5. Em textos estritamente
literários, surpreendem-se referências à castanha e ao castanheiro, na obra dos
mais celebrados autores, como, entre outros: Ovídio (43aC-17dC), o poeta do
amor e da melancolia; Marco Valério Marcial (40-104), poeta satírico; e
sobretudo o príncipe dos poetas latinos Públio Virgílio Marão (70-19 a. C.)
que, no discorrer poético, os nomeia, por oportuna lembrança, nas Geórgicas e
nas Bucólicas, sem se demorar na sua descrição. As castanhas e os castanheiros
faziam parte do contexto quotidiano e, pelo seu registo, passaram a ser
referências com horizonte transtextual, porque se repercutiram longamente na
memória escrita das línguas modernas. Algumas ocorrências eventuais neste
trânsito literário merecem registo; foram lidas e recitadas por muitos milhares
de estudantes e escritores eruditos.
Na Bucólica II
confidencia o poeta que a sua querida Amarílis "gostava de castanhas e
nozes" ("castaneasque nuces, mea quas Amaryllis amabat" ‒
II.52). Este verso foi depois retomado por outros autores, nomeadamente por
Ovídio na Ars amatória (2.268), e ainda no renascimento italiano pelo poeta
Calímaco (1437-1496) ("castaneas quales Amaryllis amabat" ‒
Epigrammatum libri duo, 1, 38), e por outros, confirmando o optado e namorado
gosto pelas castanhas.
No livro segundo das
Geórgicas, dedicado às plantas, especialmente à vinha e à oliveira, citam-se
também os castanheiros como árvores de grande porte, que se distinguem da muita
vegetação que surge no campo de modo espontâneo, tais as giestas, os choupos e
os salgueiros; diferentemente, os castanheiros ("altae castaneae") têm
de ser semeados ("posito surgunt de semine" ‒ II.15).
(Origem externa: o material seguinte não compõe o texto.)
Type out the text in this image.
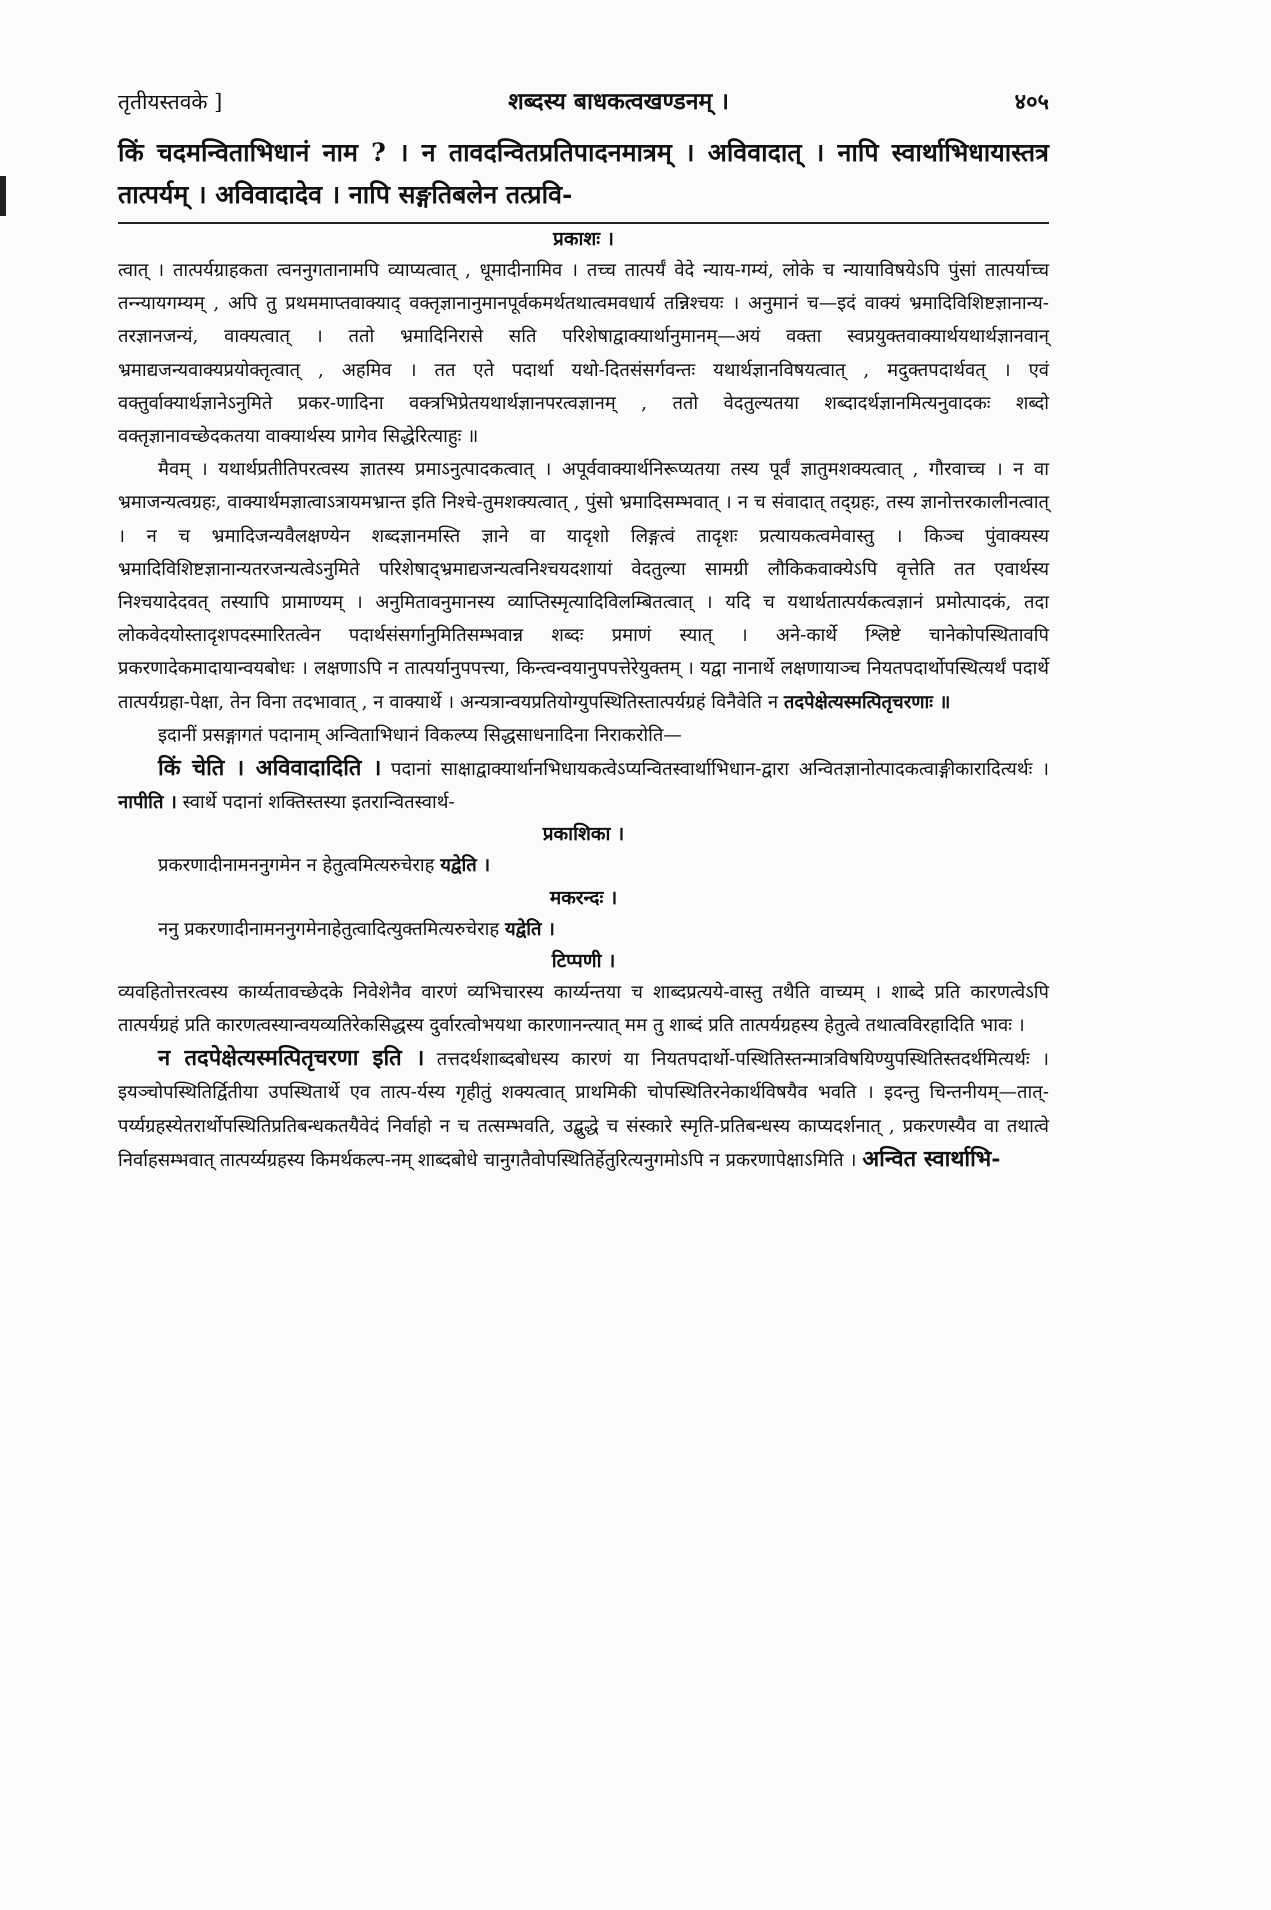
तृतीयस्तवके ]	शब्दस्य बाधकत्वखण्डनम् ।	४०५
किं चदमन्विताभिधानं नाम ? । न तावदन्वितप्रतिपादनमात्रम् । अविवादात् । नापि स्वार्थाभिधायास्तत्र तात्पर्यम् । अविवादादेव । नापि सङ्गतिबलेन तत्प्रवि-
प्रकाशः ।

त्वात् । तात्पर्यग्राहकता त्वननुगतानामपि व्याप्यत्वात् , धूमादीनामिव । तच्च तात्पर्यं वेदे न्याय-गम्यं, लोके च न्यायाविषयेऽपि पुंसां तात्पर्याच्च तन्न्यायगम्यम् , अपि तु प्रथममाप्तवाक्याद् वक्तृज्ञानानुमानपूर्वकमर्थतथात्वमवधार्य तन्निश्चयः । अनुमानं च—इदं वाक्यं भ्रमादिविशिष्टज्ञानान्य-तरज्ञानजन्यं, वाक्यत्वात् । ततो भ्रमादिनिरासे सति परिशेषाद्वाक्यार्थानुमानम्—अयं वक्ता स्वप्रयुक्तवाक्यार्थयथार्थज्ञानवान् भ्रमाद्यजन्यवाक्यप्रयोक्तृत्वात् , अहमिव । तत एते पदार्था यथो-दितसंसर्गवन्तः यथार्थज्ञानविषयत्वात् , मदुक्तपदार्थवत् । एवं वक्तुर्वाक्यार्थज्ञानेऽनुमिते प्रकर-णादिना वक्त्रभिप्रेतयथार्थज्ञानपरत्वज्ञानम् , ततो वेदतुल्यतया शब्दादर्थज्ञानमित्यनुवादकः शब्दो वक्तृज्ञानावच्छेदकतया वाक्यार्थस्य प्रागेव सिद्धेरित्याहुः ॥

मैवम् । यथार्थप्रतीतिपरत्वस्य ज्ञातस्य प्रमाऽनुत्पादकत्वात् । अपूर्ववाक्यार्थनिरूप्यतया तस्य पूर्वं ज्ञातुमशक्यत्वात् , गौरवाच्च । न वा भ्रमाजन्यत्वग्रहः, वाक्यार्थमज्ञात्वाऽत्रायमभ्रान्त इति निश्चे-तुमशक्यत्वात् , पुंसो भ्रमादिसम्भवात् । न च संवादात् तद्ग्रहः, तस्य ज्ञानोत्तरकालीनत्वात् । न च भ्रमादिजन्यवैलक्षण्येन शब्दज्ञानमस्ति ज्ञाने वा यादृशो लिङ्गत्वं तादृशः प्रत्यायकत्वमेवास्तु । किञ्च पुंवाक्यस्य भ्रमादिविशिष्टज्ञानान्यतरजन्यत्वेऽनुमिते परिशेषाद्भ्रमाद्यजन्यत्वनिश्चयदशायां वेदतुल्या सामग्री लौकिकवाक्येऽपि वृत्तेति तत एवार्थस्य निश्चयादेदवत् तस्यापि प्रामाण्यम् । अनुमितावनुमानस्य व्याप्तिस्मृत्यादिविलम्बितत्वात् । यदि च यथार्थतात्पर्यकत्वज्ञानं प्रमोत्पादकं, तदा लोकवेदयोस्तादृशपदस्मारितत्वेन पदार्थसंसर्गानुमितिसम्भवान्न शब्दः प्रमाणं स्यात् । अने-कार्थे श्लिष्टे चानेकोपस्थितावपि प्रकरणादेकमादायान्वयबोधः । लक्षणाऽपि न तात्पर्यानुपपत्त्या, किन्त्वन्वयानुपपत्तेरेयुक्तम् । यद्वा नानार्थे लक्षणायाञ्च नियतपदार्थोपस्थित्यर्थं पदार्थे तात्पर्यग्रहा-पेक्षा, तेन विना तदभावात् , न वाक्यार्थे । अन्यत्रान्वयप्रतियोग्युपस्थितिस्तात्पर्यग्रहं विनैवेति न तदपेक्षेत्यस्मत्पितृचरणाः ॥

इदानीं प्रसङ्गागतं पदानाम् अन्विताभिधानं विकल्प्य सिद्धसाधनादिना निराकरोति—

किं चेति । अविवादादिति । पदानां साक्षाद्वाक्यार्थानभिधायकत्वेऽप्यन्वितस्वार्थाभिधान-द्वारा अन्वितज्ञानोत्पादकत्वाङ्गीकारादित्यर्थः । नापीति । स्वार्थे पदानां शक्तिस्तस्या इतरान्वितस्वार्थ-

प्रकाशिका ।

प्रकरणादीनामननुगमेन न हेतुत्वमित्यरुचेराह यद्वेति ।

मकरन्दः ।

ननु प्रकरणादीनामननुगमेनाहेतुत्वादित्युक्तमित्यरुचेराह यद्वेति ।

टिप्पणी ।

व्यवहितोत्तरत्वस्य कार्य्यतावच्छेदके निवेशेनैव वारणं व्यभिचारस्य कार्य्यन्तया च शाब्दप्रत्यये-वास्तु तथैति वाच्यम् । शाब्दे प्रति कारणत्वेऽपि तात्पर्यग्रहं प्रति कारणत्वस्यान्वयव्यतिरेकसिद्धस्य दुर्वारत्वोभयथा कारणानन्त्यात् मम तु शाब्दं प्रति तात्पर्यग्रहस्य हेतुत्वे तथात्वविरहादिति भावः ।

न तदपेक्षेत्यस्मत्पितृचरणा इति । तत्तदर्थशाब्दबोधस्य कारणं या नियतपदार्थो-पस्थितिस्तन्मात्रविषयिण्युपस्थितिस्तदर्थमित्यर्थः । इयञ्चोपस्थितिर्द्वितीया उपस्थितार्थे एव तात्प-र्यस्य गृहीतुं शक्यत्वात् प्राथमिकी चोपस्थितिरनेकार्थविषयैव भवति । इदन्तु चिन्तनीयम्—तात्-पर्य्यग्रहस्येतरार्थोपस्थितिप्रतिबन्धकतयैवेदं निर्वाहो न च तत्सम्भवति, उद्बुद्धे च संस्कारे स्मृति-प्रतिबन्धस्य काप्यदर्शनात् , प्रकरणस्यैव वा तथात्वे निर्वाहसम्भवात् तात्पर्य्यग्रहस्य किमर्थकल्प-नम् शाब्दबोधे चानुगतैवोपस्थितिर्हेतुरित्यनुगमोऽपि न प्रकरणापेक्षाऽमिति । अन्वित स्वार्थाभि-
Almeida
Garrett, no Alfageme de Santarém, vai relembrar os "castanheiros tão
altos", retomando justamente a mesma adjetivação, e Júlio Dinis repete
precisamente a expressão "altos castanheiros" e admira a sua "majestade"
(Inéditos).
A lição do poeta latino
teve amplo acolhimento na língua portuguesa. Da Bucólica VII recolhe-se uma
citação no monumental Vocabulário Português e Latino (1712-1728) de Rafael
Bluteau, para autorizar a descrição do "ouriço": "Picante vestidura
e cuberta verde da castanha, com muitos bicos ... Echinatus castaneae calix.
Plin. [...] A castanha, estando ainda dentro no seu ouriço ‒ Castanea hirsuta.
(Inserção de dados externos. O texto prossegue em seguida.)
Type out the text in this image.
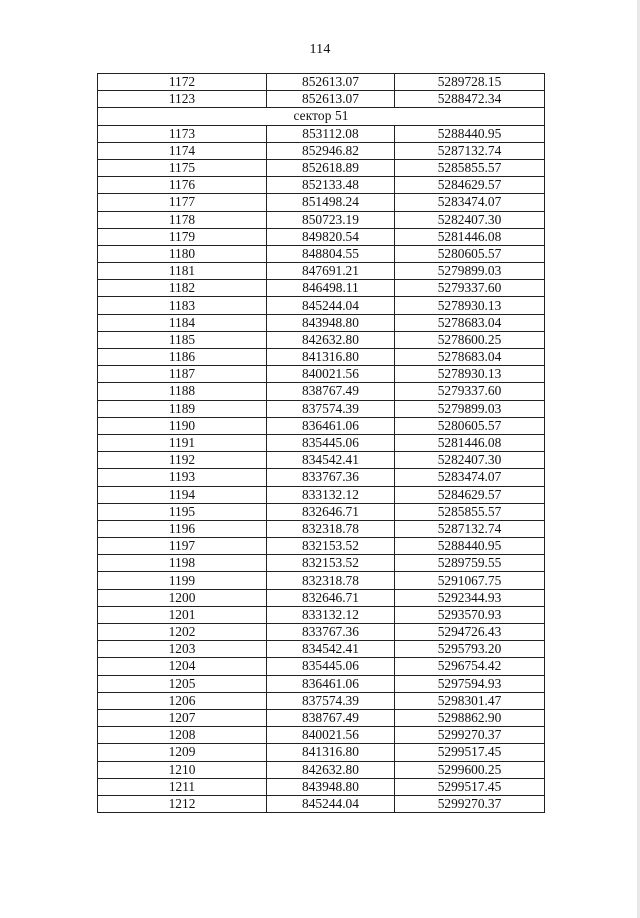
114
1172	852613.07	5289728.15
1123	852613.07	5288472.34
сектор 51		
1173	853112.08	5288440.95
1174	852946.82	5287132.74
1175	852618.89	5285855.57
1176	852133.48	5284629.57
1177	851498.24	5283474.07
1178	850723.19	5282407.30
1179	849820.54	5281446.08
1180	848804.55	5280605.57
1181	847691.21	5279899.03
1182	846498.11	5279337.60
1183	845244.04	5278930.13
1184	843948.80	5278683.04
1185	842632.80	5278600.25
1186	841316.80	5278683.04
1187	840021.56	5278930.13
1188	838767.49	5279337.60
1189	837574.39	5279899.03
1190	836461.06	5280605.57
1191	835445.06	5281446.08
1192	834542.41	5282407.30
1193	833767.36	5283474.07
1194	833132.12	5284629.57
1195	832646.71	5285855.57
1196	832318.78	5287132.74
1197	832153.52	5288440.95
1198	832153.52	5289759.55
1199	832318.78	5291067.75
1200	832646.71	5292344.93
1201	833132.12	5293570.93
1202	833767.36	5294726.43
1203	834542.41	5295793.20
1204	835445.06	5296754.42
1205	836461.06	5297594.93
1206	837574.39	5298301.47
1207	838767.49	5298862.90
1208	840021.56	5299270.37
1209	841316.80	5299517.45
1210	842632.80	5299600.25
1211	843948.80	5299517.45
1212	845244.04	5299270.37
Virgil." (Vocabulário, t. 6, p.145).
O qualificativo "hirsuto" será o epíteto mais generalizado para a descrição do ouriço da castanha em toda a subsequente tradição literária, em latim e nas línguas europeias em geral. O texto de Virgílio foi o modelo: "castaneae hirsutae, strata iacent passim sua quaeque sub arbore" ‒ "castanhas hirsutas espalham-se no chão sob a árvore" (Bucólica VII, 53).